Some voters indicated they were leaning toward Perry even if they had just begun to learn about him.
“I think he’s done a really good job with Texas, and he seems straightforward and likable,” said Joyce Alden, a Republican and retired accountant from Sun City.
But Romney too had backers because of his business background and government experience.
“It’s the whole package,” said Jeffrey Hanson, a Republican from Suisun City who works as a property manager.
Most of the Republican candidates were laboring against anonymity. Romney is the best known, but only 72% of Republican voters said they could identify him. About two-thirds of voters could identify Bachmann, even fewer Paul, and only 54% knew of Perry.
But being known was no assurance of popularity. Former Alaska Gov. Sarah Palin, who has pondered entering the race, was known to 92% of California Republicans, but almost two-thirds said that they had a negative impression of her. The strongest views were particularly lopsided: Only 10% of voters had a very favorable view of Palin, but 48% said they had a very unfavorable view.
Much of the animosity toward Palin and other Republicans appeared driven by the state’s Democratic tilt. A Republican presidential candidate last carried California in 1988; in 2008, Obama won in a landslide over GOP nominee John McCain.
Neither the economic downturn nor Obama’s slipping popularity had changed that dynamic markedly. Asked whether they preferred a Democratic or a Republican congressional candidate in a generic matchup, California voters chose the former by a 17-point margin.
Similarly, they held much harsher views about Republicans in Congress than about Democrats. Two-thirds felt negatively about the job being done by GOP members of Congress — only 27% felt favorably — while they were more upbeat about Democrats in Congress, with 41% approving.
Again, the middle-of-the road voters prized by both sides allied themselves with Democrats. Only 25% of nonpartisan voters — those registered outside a political party — approved of Republicans in Congress. But 44% approved of Democrats there.

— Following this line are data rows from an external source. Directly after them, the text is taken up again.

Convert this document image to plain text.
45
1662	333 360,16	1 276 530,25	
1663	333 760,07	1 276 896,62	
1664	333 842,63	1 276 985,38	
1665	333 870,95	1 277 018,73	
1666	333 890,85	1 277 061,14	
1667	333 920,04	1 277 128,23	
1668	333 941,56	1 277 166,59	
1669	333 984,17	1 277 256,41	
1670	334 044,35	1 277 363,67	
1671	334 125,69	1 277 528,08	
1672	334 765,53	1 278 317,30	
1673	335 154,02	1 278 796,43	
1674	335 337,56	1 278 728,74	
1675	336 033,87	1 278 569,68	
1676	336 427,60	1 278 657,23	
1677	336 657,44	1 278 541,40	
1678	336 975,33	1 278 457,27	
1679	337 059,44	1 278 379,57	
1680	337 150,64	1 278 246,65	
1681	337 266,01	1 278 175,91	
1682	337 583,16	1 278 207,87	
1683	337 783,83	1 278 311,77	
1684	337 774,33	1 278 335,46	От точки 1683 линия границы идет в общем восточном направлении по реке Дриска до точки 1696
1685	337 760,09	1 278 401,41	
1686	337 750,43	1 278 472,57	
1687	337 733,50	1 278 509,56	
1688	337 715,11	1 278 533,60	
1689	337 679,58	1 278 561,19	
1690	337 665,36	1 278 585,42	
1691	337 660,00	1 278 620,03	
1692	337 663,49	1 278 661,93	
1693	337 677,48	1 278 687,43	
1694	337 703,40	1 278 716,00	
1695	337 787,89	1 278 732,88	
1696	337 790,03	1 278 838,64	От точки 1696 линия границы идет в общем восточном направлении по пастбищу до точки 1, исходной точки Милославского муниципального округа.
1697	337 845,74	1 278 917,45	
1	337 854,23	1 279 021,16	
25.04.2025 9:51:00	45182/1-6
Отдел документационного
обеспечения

Obama’s standing, even if weakened, was all the more striking given voters’ convincing dissatisfaction with the economy. When asked to judge the president on a range of issues, respondents were negative on economic matters such as jobs, the economy, the federal deficit and taxes. His only positive rating came on terrorism and — narrowly — on Medicare, and voters were split on his handling of healthcare.
Still, their views of Obama personally have not plummeted. In November 2009, voters had a 65% positive impression of him. Now, that figure is a relatively healthy, if diminished, 58%. The positive personal impression appears to have offset much of the decline that Obama might otherwise have suffered given the faltering economy.
Sixty-two percent of women viewed him positively, and 35% negatively. Sixty-four percent of nonpartisans embraced Obama, while 33% did not. Latino voters were even more positive, with 70% holding a positive impression of Obama and 28% with negative views.
The president was the most popular politician measured in the poll. His occasional nemesis, House Speaker John A. Boehner (R-Ohio), had a 22% positive rating, 36 points lower than Obama’s.
“He’s trying to make things work on what he calls a bipartisan basis and he’s not getting any help,” said Democrat Mike Sexton of San Ramon, who works at a luxury car dealership.
The survey, conducted by the Republican firm American Viewpoint and the Democratic firm Greenberg Quinlan Rosner Research, questioned 1,508 registered voters from Aug. 17 to 28. The overall margin of sampling error was plus or minus 2.5 percentage points.